Радость живописного делания, отличающая картины Н.Гончаровой, М.Ларионова, И.Машкова, П.Кончаловского, А.Лентулова, Р.Фалька, их пристрастие к любованию вещественностью, к активизации звучания самих предметов даже породило в первые десятилетия мнения о «натюрмортизации» всех жанров живописи. Уходит желание и надобность передавать в картинах событийность – достаточно попытаться в самодовлеющей материальности предметов воспламенить их субстанцию. Художники словно упражнялись в творческой интерпретации философского тезиса: всякое развитие есть углубление в начало. Вместе с тем, недвижности мотивов мастеров противостояло их «живописное движение». Яркое подтверждение тому – «стремящаяся» кисть Н.Гончаровой, упруго-чувственная красочная кладка П.Кончаловского, цветущая декоративность А.Лентулова. В творческих открытиях «Бубнового валета» и группировавшихся рядом с ним художников явлено стремление прорваться к бытию через заслоняющие его бастионы рефлексии, понятийности, знаковости. Художник ставит цель разбудить забытый перцептивный опыт, отыскивая естественное единство с миром. Вопрошание глаза есть один из видов вопрошания мира. В тактильном ощупывании вопрошающий и вопрошаемое максимально близки друг другу. Такое восприятие не полагает вещи, а живет вместе с ними.

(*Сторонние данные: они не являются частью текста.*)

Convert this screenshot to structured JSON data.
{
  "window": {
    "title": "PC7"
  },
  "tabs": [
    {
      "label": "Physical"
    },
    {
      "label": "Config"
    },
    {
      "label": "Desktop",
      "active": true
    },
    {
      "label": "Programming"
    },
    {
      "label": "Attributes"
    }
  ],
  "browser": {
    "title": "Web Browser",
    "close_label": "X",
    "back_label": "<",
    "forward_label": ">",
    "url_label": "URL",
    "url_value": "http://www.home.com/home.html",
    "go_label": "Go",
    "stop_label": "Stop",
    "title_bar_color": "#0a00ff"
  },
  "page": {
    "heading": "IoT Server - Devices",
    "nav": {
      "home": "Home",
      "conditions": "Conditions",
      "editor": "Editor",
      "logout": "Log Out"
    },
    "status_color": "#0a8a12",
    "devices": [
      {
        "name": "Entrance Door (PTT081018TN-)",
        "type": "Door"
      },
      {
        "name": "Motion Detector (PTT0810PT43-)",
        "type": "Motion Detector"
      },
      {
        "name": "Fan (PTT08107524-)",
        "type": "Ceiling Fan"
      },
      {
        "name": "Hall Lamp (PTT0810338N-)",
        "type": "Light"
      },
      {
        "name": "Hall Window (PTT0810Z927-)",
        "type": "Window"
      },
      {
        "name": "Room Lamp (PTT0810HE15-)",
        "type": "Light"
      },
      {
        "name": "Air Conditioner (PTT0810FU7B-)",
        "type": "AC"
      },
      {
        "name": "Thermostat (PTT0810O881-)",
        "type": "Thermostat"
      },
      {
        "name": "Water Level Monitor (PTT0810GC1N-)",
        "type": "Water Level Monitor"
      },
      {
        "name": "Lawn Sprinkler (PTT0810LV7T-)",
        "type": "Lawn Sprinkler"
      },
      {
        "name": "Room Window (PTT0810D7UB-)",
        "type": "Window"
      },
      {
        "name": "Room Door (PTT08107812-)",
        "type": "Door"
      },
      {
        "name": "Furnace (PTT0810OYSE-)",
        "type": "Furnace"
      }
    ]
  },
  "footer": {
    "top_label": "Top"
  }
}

Эволюция московских мастеров шла по направлению к большему обнажению приема, к активизации цвета, эмансипации живописного слоя. Гончарова любит работать с крупными красочными массами, передавая через свойства живописи удесятеренную природную мощь своих моделей и предметов. Сцены собирания хвороста, сбора плодов походят на картинах Гончаровой на торжественные и монументальные обряды. Неуклюжие и приземистые фигуры, похожие на скифских «баб» ведут свои тяжеловесные хороводы. Торжественность обрядового действа, его мистериальность у художницы не гнетущи, они наполнены благоговением ко всему живущему, есть знак безусловного приятия мира («Зима. Сбор хвороста», 1911; «Продавщица хлеба», 1911; «Хоровод», 1910; «Сбор плодов», 1908). Картинам Гончаровой присущ медленный ритм свершения действа: сосредоточенная продуманность кисти, тугие и вязкие краски – все это авторское шаманство сродни тусклым сгусткам примитивной энергии, исходящей от ее угрюмых фигур.

Колоритная и свежая провинциальность сюжетов, свойственная большинству полотен М.Ларионова, сообщает им энергетическую открытость, ощущение живописной свободы. В таких его работах как «Отдыхающий солдат», (1911); «Казак», (1911); «Развод караула», (1910) угадывается сгущенная и подспудная сила; здесь явлена полнота живописного азарта художника, заразительность его мироощущения, так привлекающая зрителя.

У П.Кончаловского в цикле его южнофранцузских (сиенских) полотен (1911-1913) властвуют прокаленная земля, ее иссушенная крепь, могучие камни старинных аббатств, плотные стены архитектурных сооружений, укорененные в скалах кроны зеленых деревьев. Размеренная поступь кисти художника через углы и изломы тщательно возводит в нерасчленимом единстве всю ту фактуру, которая составляет неистощимую жизненность природы, ее незыблемо отложившийся остов («Сиена. Порта Фонтебранда», 1912). Уже упомянутый прежде такой признак ауратичности как «замирание времени» здесь явлен сполна.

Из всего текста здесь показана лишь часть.